The other fundamental challenge around the controller concept is the fact that networks of any scale are inherently inter-domain – even the smallest networks I have worked in have utilised different domains to separate operational elements (e.g., confederations), and the medium and large ones have had multiple platforms, as well as legacy platforms that need to interoperate. 

However, clearly, these approaches might have applicability where one constrains the scope and scale of the network – particularly, utilising this concept within closed datacentre environments might have some applicability (especially where global optimisation is desired). 

So – if the centralised control-plane/COTS forwarding-plane looks somewhat shaky as a view of the "SDN", is there any future?
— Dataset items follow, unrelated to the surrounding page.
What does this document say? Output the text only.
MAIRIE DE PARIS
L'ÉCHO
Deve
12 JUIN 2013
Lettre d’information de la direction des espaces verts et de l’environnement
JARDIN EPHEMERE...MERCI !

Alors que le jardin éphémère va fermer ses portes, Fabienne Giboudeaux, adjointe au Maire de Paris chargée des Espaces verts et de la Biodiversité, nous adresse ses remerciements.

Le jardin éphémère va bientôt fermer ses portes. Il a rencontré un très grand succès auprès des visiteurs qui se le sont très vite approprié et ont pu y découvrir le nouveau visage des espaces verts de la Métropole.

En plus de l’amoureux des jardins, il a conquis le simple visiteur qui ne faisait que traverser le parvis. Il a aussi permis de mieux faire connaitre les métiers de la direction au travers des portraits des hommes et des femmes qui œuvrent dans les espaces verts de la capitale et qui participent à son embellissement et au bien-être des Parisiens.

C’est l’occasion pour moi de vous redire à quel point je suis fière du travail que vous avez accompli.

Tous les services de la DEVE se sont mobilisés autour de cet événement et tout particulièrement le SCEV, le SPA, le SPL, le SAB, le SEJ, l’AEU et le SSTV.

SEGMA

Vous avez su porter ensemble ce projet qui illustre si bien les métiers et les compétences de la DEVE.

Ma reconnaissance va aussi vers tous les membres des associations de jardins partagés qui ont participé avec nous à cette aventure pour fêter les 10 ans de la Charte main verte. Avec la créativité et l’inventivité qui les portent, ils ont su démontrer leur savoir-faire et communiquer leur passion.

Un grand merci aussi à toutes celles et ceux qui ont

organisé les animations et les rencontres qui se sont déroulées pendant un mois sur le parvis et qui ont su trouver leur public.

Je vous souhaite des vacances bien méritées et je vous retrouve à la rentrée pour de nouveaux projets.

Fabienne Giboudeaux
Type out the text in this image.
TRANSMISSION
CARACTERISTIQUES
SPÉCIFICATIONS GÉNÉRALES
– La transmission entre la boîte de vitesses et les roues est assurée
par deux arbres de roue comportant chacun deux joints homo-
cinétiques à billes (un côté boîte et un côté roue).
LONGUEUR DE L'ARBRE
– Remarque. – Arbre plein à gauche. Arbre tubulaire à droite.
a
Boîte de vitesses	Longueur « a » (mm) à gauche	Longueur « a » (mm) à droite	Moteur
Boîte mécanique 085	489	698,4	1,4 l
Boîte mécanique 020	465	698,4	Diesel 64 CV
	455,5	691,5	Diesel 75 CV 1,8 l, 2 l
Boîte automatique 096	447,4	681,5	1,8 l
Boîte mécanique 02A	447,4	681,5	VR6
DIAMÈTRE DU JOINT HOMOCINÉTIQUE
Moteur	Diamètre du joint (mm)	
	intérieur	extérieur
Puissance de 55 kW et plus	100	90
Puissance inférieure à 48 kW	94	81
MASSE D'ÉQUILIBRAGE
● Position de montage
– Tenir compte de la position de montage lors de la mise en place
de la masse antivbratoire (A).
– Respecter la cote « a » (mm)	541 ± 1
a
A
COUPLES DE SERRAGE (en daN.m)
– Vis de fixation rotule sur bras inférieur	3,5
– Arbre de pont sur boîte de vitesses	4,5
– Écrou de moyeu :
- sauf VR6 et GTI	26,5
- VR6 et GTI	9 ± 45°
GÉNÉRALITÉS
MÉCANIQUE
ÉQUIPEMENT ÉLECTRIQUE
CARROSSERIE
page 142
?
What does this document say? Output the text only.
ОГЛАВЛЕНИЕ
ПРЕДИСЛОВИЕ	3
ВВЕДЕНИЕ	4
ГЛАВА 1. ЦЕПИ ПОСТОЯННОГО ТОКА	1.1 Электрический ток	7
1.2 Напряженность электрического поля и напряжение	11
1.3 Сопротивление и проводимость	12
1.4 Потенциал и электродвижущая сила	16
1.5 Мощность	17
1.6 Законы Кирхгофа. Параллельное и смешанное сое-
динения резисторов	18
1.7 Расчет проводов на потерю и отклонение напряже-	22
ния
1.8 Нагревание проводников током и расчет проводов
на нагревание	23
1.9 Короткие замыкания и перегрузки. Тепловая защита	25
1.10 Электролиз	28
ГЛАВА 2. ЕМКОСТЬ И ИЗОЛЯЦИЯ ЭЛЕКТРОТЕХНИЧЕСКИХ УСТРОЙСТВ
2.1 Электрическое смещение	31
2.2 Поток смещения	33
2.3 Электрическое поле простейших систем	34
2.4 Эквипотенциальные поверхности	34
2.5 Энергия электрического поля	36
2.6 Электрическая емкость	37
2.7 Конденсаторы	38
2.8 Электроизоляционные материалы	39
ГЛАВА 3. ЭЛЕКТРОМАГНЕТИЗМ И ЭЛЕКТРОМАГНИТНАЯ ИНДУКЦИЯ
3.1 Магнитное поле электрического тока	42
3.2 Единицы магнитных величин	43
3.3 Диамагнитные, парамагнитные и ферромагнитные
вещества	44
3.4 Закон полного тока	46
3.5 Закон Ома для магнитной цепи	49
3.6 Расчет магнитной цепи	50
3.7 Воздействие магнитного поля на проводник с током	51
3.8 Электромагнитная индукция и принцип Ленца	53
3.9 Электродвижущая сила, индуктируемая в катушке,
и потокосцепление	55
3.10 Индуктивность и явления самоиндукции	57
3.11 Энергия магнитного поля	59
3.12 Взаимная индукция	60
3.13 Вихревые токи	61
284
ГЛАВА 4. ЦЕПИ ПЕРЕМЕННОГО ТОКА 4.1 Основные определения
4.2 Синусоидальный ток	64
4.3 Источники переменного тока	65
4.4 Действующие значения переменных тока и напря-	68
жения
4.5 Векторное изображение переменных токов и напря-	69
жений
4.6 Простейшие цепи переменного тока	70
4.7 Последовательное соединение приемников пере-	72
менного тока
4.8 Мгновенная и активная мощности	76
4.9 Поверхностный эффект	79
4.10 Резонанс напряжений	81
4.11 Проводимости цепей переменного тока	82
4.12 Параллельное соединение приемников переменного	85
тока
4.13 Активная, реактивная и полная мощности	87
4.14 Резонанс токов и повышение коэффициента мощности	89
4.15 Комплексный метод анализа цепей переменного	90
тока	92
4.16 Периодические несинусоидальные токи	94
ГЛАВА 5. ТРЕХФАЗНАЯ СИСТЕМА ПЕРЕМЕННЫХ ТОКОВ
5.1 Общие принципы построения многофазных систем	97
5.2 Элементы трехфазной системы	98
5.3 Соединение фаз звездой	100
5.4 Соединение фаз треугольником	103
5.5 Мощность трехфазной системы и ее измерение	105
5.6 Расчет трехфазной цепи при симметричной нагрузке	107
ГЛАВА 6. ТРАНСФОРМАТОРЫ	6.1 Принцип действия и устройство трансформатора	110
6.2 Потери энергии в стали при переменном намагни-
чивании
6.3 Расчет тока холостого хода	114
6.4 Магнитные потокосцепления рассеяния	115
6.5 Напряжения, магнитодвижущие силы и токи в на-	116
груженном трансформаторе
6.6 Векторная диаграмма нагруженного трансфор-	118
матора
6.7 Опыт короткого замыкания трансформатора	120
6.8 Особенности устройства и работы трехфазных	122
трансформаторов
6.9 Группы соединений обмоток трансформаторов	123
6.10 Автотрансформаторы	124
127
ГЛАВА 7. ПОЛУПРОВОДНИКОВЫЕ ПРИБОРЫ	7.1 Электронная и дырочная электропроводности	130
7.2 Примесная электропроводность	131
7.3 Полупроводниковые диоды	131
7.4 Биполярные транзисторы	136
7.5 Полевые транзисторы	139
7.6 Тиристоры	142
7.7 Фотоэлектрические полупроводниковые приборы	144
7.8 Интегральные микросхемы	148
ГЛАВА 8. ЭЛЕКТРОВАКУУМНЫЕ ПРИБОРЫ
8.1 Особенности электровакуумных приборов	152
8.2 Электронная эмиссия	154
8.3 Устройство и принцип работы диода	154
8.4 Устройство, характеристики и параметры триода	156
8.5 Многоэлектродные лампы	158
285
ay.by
My answer, yes, there definitely should be, but perhaps it won’t be the revolution that was originally predicted, and in my personal opinion will be centred around two key concepts that we can take from the use cases that are being mooted for "SDN":

• Network programmability - one of the frustrations that is being aired through SDN is the way that it is hard to interact with the network in order for it to be more dynamic. Looking at the datacentre use case, how much of this would be a non-issue if the interfaces through which configuration of edge devices were programmed weren’t somewhat clunky (CLI-based screen-scraping…) or very non-standard (SNMP MIBs tend to be the least "standard" standards). This is a traditional SP problem too – what would be called orchestration within the datacentre context is really just provisioning of new services, or sub-elements of services. A movement towards "SDN" concepts giving us better external programmability of the network would be advantageous to network operation, without requiring large amounts of infrastructure to be removed from the network (a business case that never really stacks up). Starting with extending existing services (e.g., provisioning of forwarding paths through technologies like PCE), or adding new ephemeral state to devices (really extending the on-demand provisioning achievable through RADIUS for subscriber management interfaces to be more general, and not just at authentication time) would give these kind of wins, and start to tease out more use cases where better orchestration/more dynamic provisioning of the network enhances service capabilities.
• Global optimisation/orchestration - a few years ago (wow, 4 years ago!) I wrote something around Visualising MPLS-TE Networks, reflecting on the means by which TE-LSP placement and management could be achieved through off-line tools. MPLS-TE is one of those cases where it is possible to achieve some level of global optimisation of resource utilisation (such that we consider forwarding paths on a global network view, rather than having each individual network element be greedy when they are selecting paths), and whilst this behaviour is not always of utility, for a subset of services such overall optimisation is of advantage - yet SPs cannot really use this today. My feeling is that, with the work that we’re doing on Segment Routing in the IETF, if we can solve one of the key issues with RSVP-TE (the fact that large amounts of mid-point state is not conducive to simple mid-point devices, and causes scaling issues during large network events), then the idea of having global controllers that are able to select more optimal (non-SPT) forwarding paths, or stitch multiple forwarding paths together is something that we can exploit. Again, it seems to me that starting this by exploiting some of the path calculation tools that we’ve used before (PCE again!) would give us a way that we can derive some of those benefits of having resource-aware path placement, which may be globally computed, where we require it - exploiting a hybrid centralised and distributed control-plane for the network. If we develop this approach, and it is adopted in SP networks, then it seems to me that the next logical step is how we could consider non-forwarding resource utilisation within the network, to provide more globally efficient utilisation of these functions, and reduce overall unit cost.